Em ‘London Calling’, há o rock n’roll tradicional à la Elvis (aliás, o trabalho gráfico das letras coloridas da capa do disco são uma homenagem/citação ao disco de estreia do rei do rock dos anos 1950), presente em ‘Brand New Cadillac’ (regravação para obscura música de Vince Taylor & The Playboys). As referências ao reggae e ao dub jamaicano (exploradas mais a fundo em ‘Sandinista!’), como em ‘Wrong ´em Boyo’ (cover da banda The Rulers), toques jazzísticos e a postura punk/politizada em várias das canções, incluindo a faixa que originalmente fechava o álbum, a cover para ‘Revolution Rock’, de Danny Raye & The Revolutionaries. Neste momento, o Clash era a banda no topo do mundo.

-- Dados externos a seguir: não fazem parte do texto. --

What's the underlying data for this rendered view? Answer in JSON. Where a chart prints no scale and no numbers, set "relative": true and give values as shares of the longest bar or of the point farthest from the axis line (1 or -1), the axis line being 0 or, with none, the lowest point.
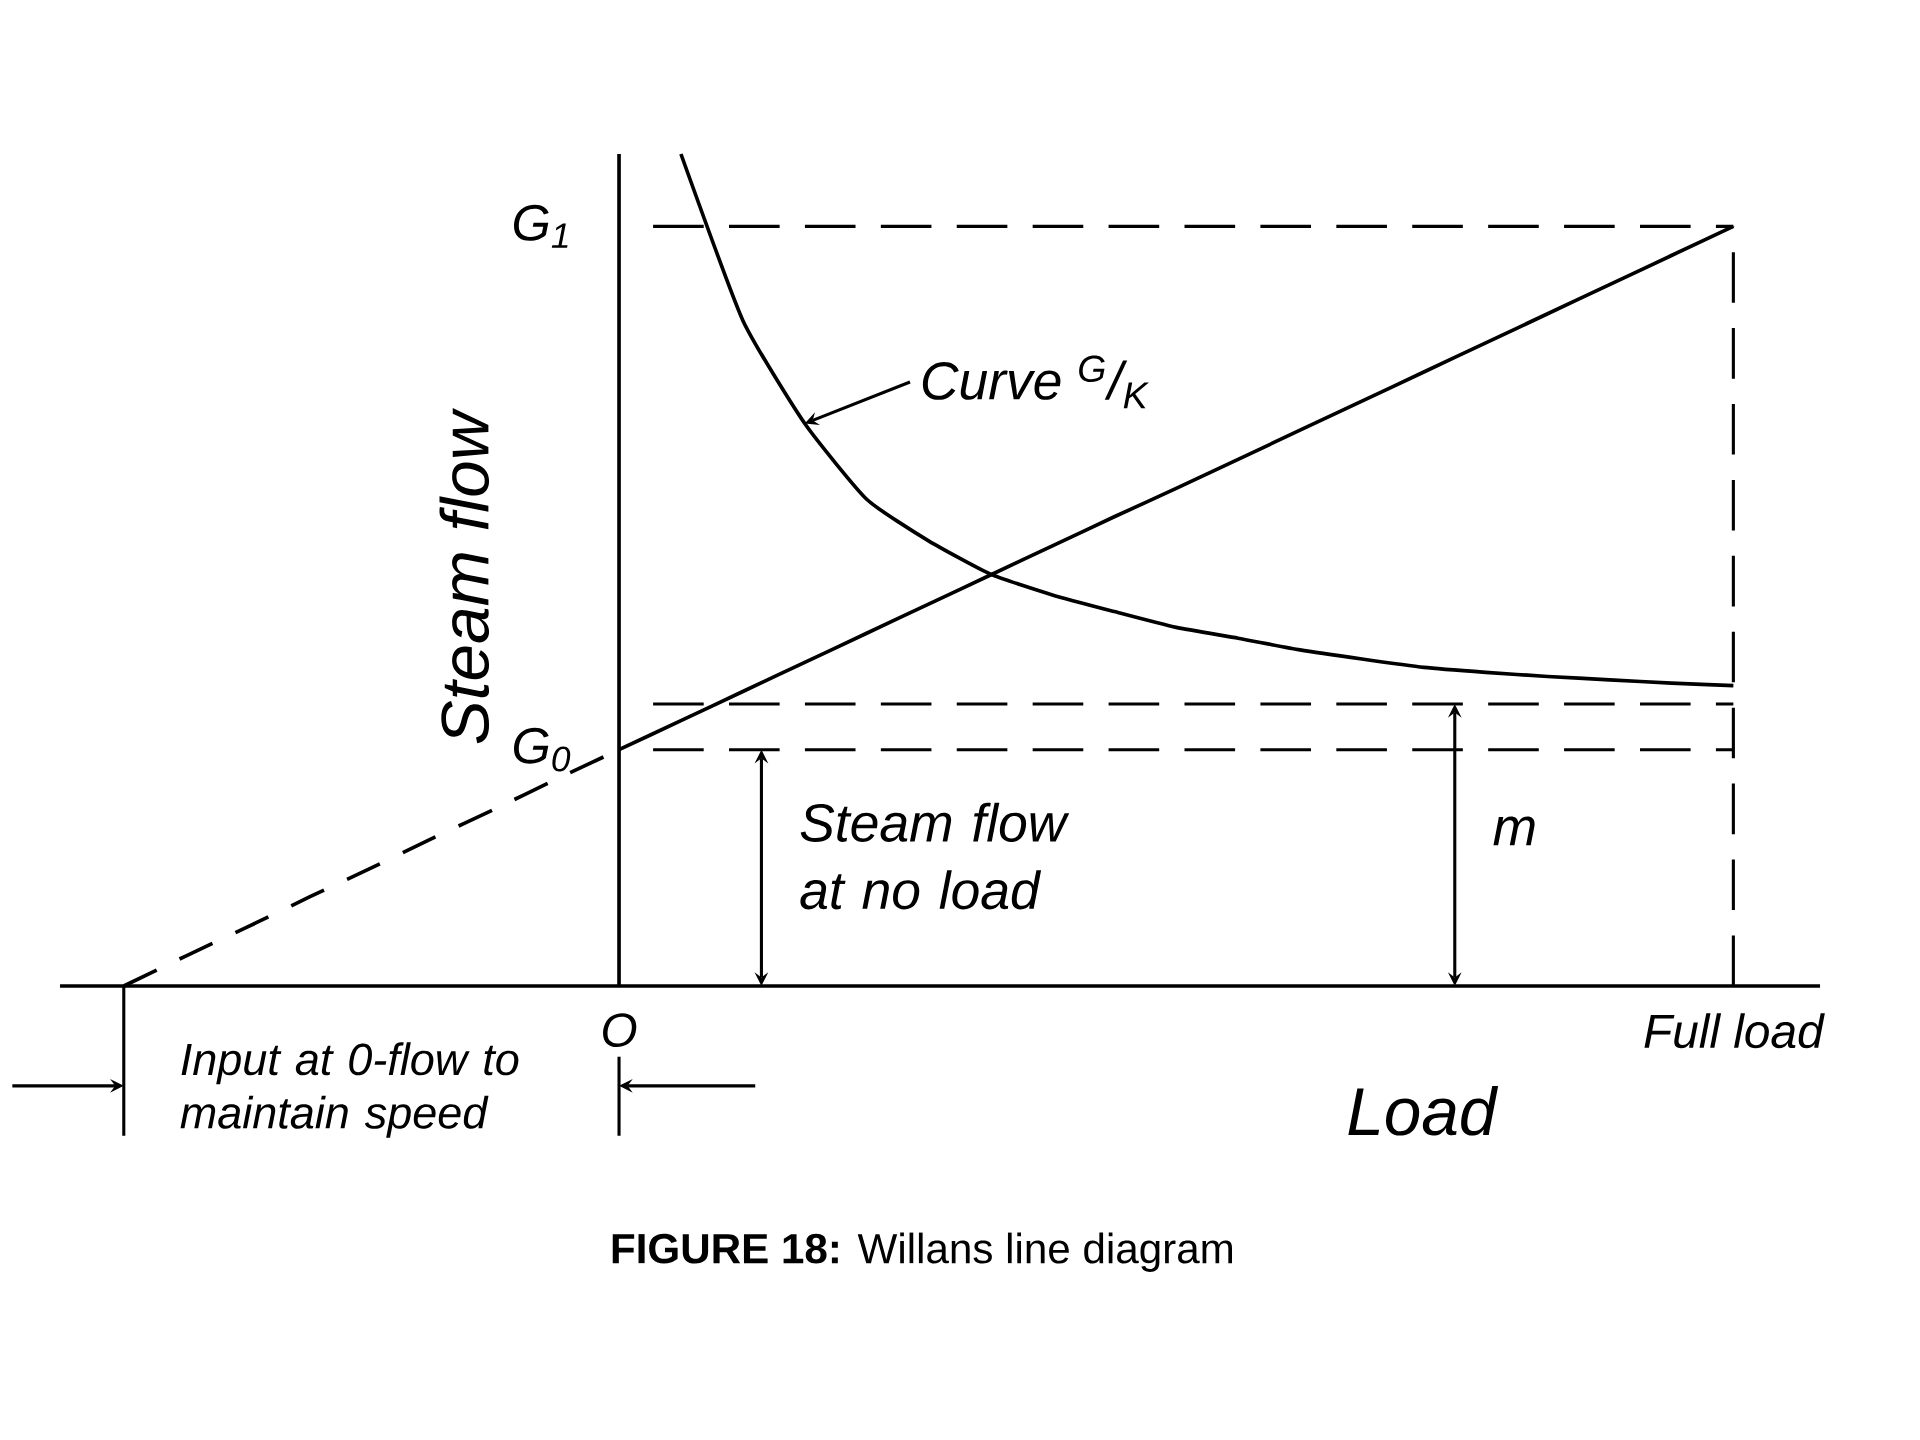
{
  "chart_data": {
    "type": "line",
    "relative": true,
    "title": "**FIGURE 18:** Willans line diagram",
    "xlabel": "Load",
    "ylabel": "Steam flow",
    "categories": [
      null,
      null,
      null,
      null,
      null,
      null,
      null,
      null,
      "O",
      null,
      null,
      null,
      null,
      null,
      null,
      null,
      null,
      null,
      null,
      null,
      null,
      null,
      null,
      null,
      null,
      null,
      "Full load"
    ],
    "series": [
      {
        "color": "#000000",
        "line_style": "dashed",
        "values": [
          0,
          0.036,
          0.071,
          0.107,
          0.142,
          0.178,
          0.213,
          0.249,
          0.284,
          null,
          null,
          null,
          null,
          null,
          null,
          null,
          null,
          null,
          null,
          null,
          null,
          null,
          null,
          null,
          null,
          null,
          null
        ]
      },
      {
        "color": "#000000",
        "line_style": "solid",
        "values": [
          null,
          null,
          null,
          null,
          null,
          null,
          null,
          null,
          0.284,
          0.319,
          0.354,
          0.389,
          0.424,
          0.459,
          0.494,
          0.529,
          0.564,
          0.598,
          0.633,
          0.668,
          0.703,
          0.738,
          0.773,
          0.808,
          0.843,
          0.878,
          0.913
        ]
      },
      {
        "color": "#000000",
        "line_style": "solid",
        "values": [
          null,
          null,
          null,
          null,
          null,
          null,
          null,
          null,
          null,
          1.0,
          0.8,
          0.676,
          0.585,
          0.535,
          0.495,
          0.47,
          0.45,
          0.431,
          0.418,
          0.404,
          0.393,
          0.383,
          0.377,
          0.372,
          0.368,
          0.364,
          0.361
        ]
      }
    ],
    "ref_lines": [
      {
        "axis": "y",
        "value": 0.913,
        "label": "G$_{1}$",
        "line_style": "dashed"
      },
      {
        "axis": "y",
        "value": 0.284,
        "label": "G$_{0}$",
        "line_style": "dashed"
      },
      {
        "axis": "y",
        "value": 0.339,
        "line_style": "dashed"
      },
      {
        "axis": "x",
        "value": "Full load",
        "line_style": "dashed"
      }
    ],
    "annotations": [
      "Curve $^{G}$/$_{K}$",
      "Steam flow at no load",
      "m",
      "Input at 0-flow to maintain speed"
    ]
  }
}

(Re)ouvir ‘London Calling’ tantos anos depois só atesta que realmente trata-se de um disco excepcional. A produção de Guy Stevens (dos discos do Mott The Hoople) é soberba. E o que era bom ficou ainda melhor realçado pelas faixas remasterizadas para o CD. Pena que, até hoje, as ditas rádios rock do Brasil só toquem a faixa ‘Train in Vain’, que, aliás, apesar de muito boa, foi enfiada às pressas no final do disco para ser o single. Tanto, que nas primeiras prensagens do disco, ela não consta nem na capa, nem no selo interno. A princípio, teve um adesivo colado para identifica-la e, só nos reprints, passou a constar na tracklist.
De quebra, a magnífica foto de capa de Pennie Smith – que pega o baixista Paul Simonon num acesso de fúria com seu instrumento, perto do final de um show –, foi eleita uma das fotos mais importantes do rock. Assim como o disco, também o é.